The vital nature of context

Teach East Director Henry Sauntson gives his views on the need for context in the application of generic Teacher Training frameworks

Context as king - the need for nuance

One size fits very few, as we know. All frameworks for the education of teachers are generic; broad sets of standards and statements that can be translated into different settings, but that need interpretation in order to be successfully realised. There’s nothing at all wrong with the Teacher Standards, but they aren’t for Novice educators.

For example, the Teacher Standards themselves are a requisite benchmark for any Qualified Teacher, be they specialising in EYFS or A-Level; the new ITT Core Content Framework is a well-researched and highly detailed document but again comes with a generic stamp - ‘this is the evidence, these are the skills’ - that sweeps across all phases and domains. In the introduction to the her play ‘My Mother Said I Never Should’, Charlotte Keatley states; ‘being asked to study a play on the page seems to me like being asked to read a cookery book and then describe how the meal tastes’, and I like this analogy; teaching is a live profession enacted in classroom environments, not a standardized set of generic statements - you can’t read the Teacher Standards and from that visualize the ‘perfect’ lesson.

Graham Nuthall, in his excellent ‘The Hidden Lives of Learners’ emphasizes the importance contexts; students learn lots from their peers - motivation, interests, attention and involvement are all influenced by ongoing relationships; teaching is sensitivity and adaptation, adapting to the here-and-now, what works for one doesn’t work for another… ‘In order to navigate the complexity of the circumstances in which a teacher works, it is not possible just to follow a recipe’; ‘The danger I fear is that teachers will be required to follow teaching recipes. Research will be used by educational authorities to tell teachers what they should be doing, regardless of the particular needs of their students or the circumstances in which they are teaching’ - wise words indeed. 
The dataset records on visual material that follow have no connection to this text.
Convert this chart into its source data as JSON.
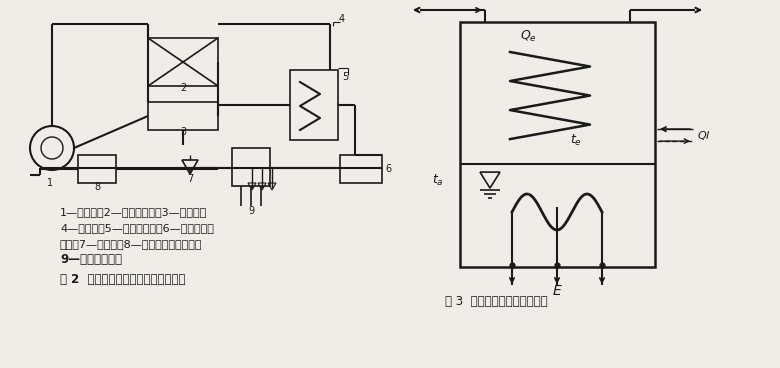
{
  "bg_color": "#f0ede8",
  "line_color": "#1a1a1a",
  "fig2_caption_line1": "1—压缩机；2—风冷冷凝器；3—储液器；",
  "fig2_caption_line2": "4—过冷器；5—干燥过滤器；6—涅轮流量变",
  "fig2_caption_line3": "送器；7—膨胀阁；8—二次制冷剂量热计；",
  "fig2_caption_line4": "9—含油测定装置",
  "fig2_title": "图 2  涅轮流量变送器标定系统原理图",
  "fig3_title": "图 3  二次制冷剂量热计示意图"
}
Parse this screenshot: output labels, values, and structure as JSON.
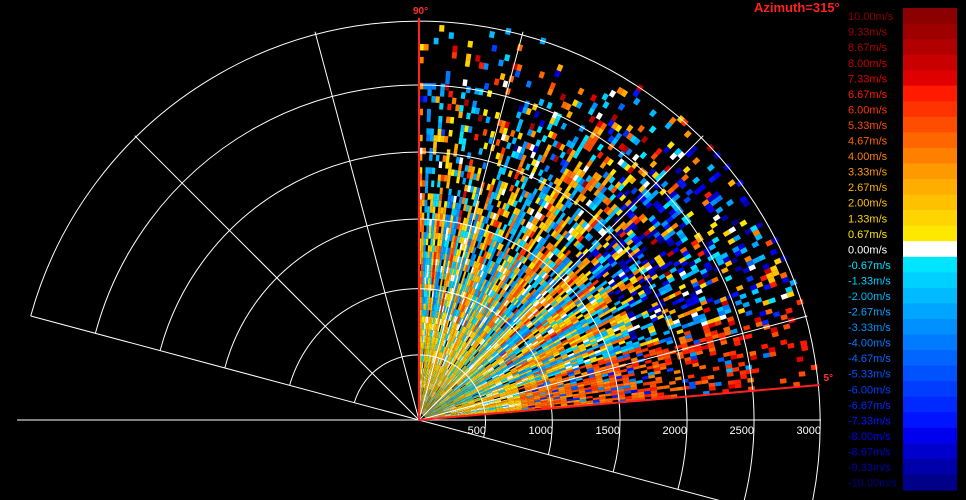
{
  "chart_data": {
    "type": "heatmap",
    "title": "Azimuth=315°",
    "projection": "RHI polar sector (range vs elevation)",
    "range_axis": {
      "ticks": [
        500,
        1000,
        1500,
        2000,
        2500,
        3000
      ],
      "tick_labels": [
        "500",
        "1000",
        "1500",
        "2000",
        "2500",
        "3000"
      ],
      "max": 3000
    },
    "elevation_scan": {
      "start_deg": 5,
      "end_deg": 90,
      "start_label": "5°",
      "end_label": "90°"
    },
    "grid": true,
    "colorbar": {
      "unit": "m/s",
      "labels": [
        "10.00m/s",
        "9.33m/s",
        "8.67m/s",
        "8.00m/s",
        "7.33m/s",
        "6.67m/s",
        "6.00m/s",
        "5.33m/s",
        "4.67m/s",
        "4.00m/s",
        "3.33m/s",
        "2.67m/s",
        "2.00m/s",
        "1.33m/s",
        "0.67m/s",
        "0.00m/s",
        "-0.67m/s",
        "-1.33m/s",
        "-2.00m/s",
        "-2.67m/s",
        "-3.33m/s",
        "-4.00m/s",
        "-4.67m/s",
        "-5.33m/s",
        "-6.00m/s",
        "-6.67m/s",
        "-7.33m/s",
        "-8.00m/s",
        "-8.67m/s",
        "-9.33m/s",
        "-10.00m/s"
      ],
      "colors": [
        "#8b0000",
        "#9e0000",
        "#b00000",
        "#c80000",
        "#e00000",
        "#ff1a00",
        "#ff3300",
        "#ff4d00",
        "#ff6600",
        "#ff7f00",
        "#ff9900",
        "#ffad00",
        "#ffc000",
        "#ffd400",
        "#ffe800",
        "#ffffff",
        "#00e5ff",
        "#00d0ff",
        "#00bbff",
        "#00a5ff",
        "#0090ff",
        "#007aff",
        "#0066ff",
        "#0052ff",
        "#003dff",
        "#0029ff",
        "#0014ff",
        "#0000ee",
        "#0000cc",
        "#0000aa",
        "#000088"
      ]
    }
  }
}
When Zimmerman (1983) published his social learning theory on the back of the work of Bandura he summarised that people learn by observing others. Learning occurs through imitation of modelled behaviours and routines, but also is highly contextual; previous knowledge based on social experience is a greater determinant of performance than age, and trainee teachers come armed with much in the way of social experience!

Brown & Collins (1989) (in their work on situated cognition) determined that students’ learning at school is context-free, based on logic, algorithm and definition; learning in work and everyday life is highly contextualised and experiential, dependent on the different situations (situated learning) and there is far more vagueness and ambiguity of what is ‘correct’. Authenticity of learning environments help the translation from theory and classroom to practice - much like the trainee teacher in the core curriculum classroom; we must avoid fragmented, compartmentalised approaches sometimes inherent in the overt reliance on the Teacher Standards as explicit statements; through our Core curriculum we must enable the trainees to access the full suite that is the ITT CCF, but we must also promote individuality and dialogue. I love to think back to Paulo Freire in ‘Pedagogy of the Oppressed’ and his considerations of dialogue as a vital aspect of development; it cannot exist without humility; it requires a faith in people; it cannot exist without hope; and, above all, it is essential to foster critical thinking. Dialogue is fluid, adaptive and not beholden to set scripts, rules or checklists - it is, as Freire reminds us, an act of creation - something new and entirely unique emerging from a situation - much like teaching itself.  

Ultimately, as teacher educators we must understand that context and individual style and approach to implementation are the gloss or top coat on an undercoat of frameworks and statements; we teach in classrooms, not on paper.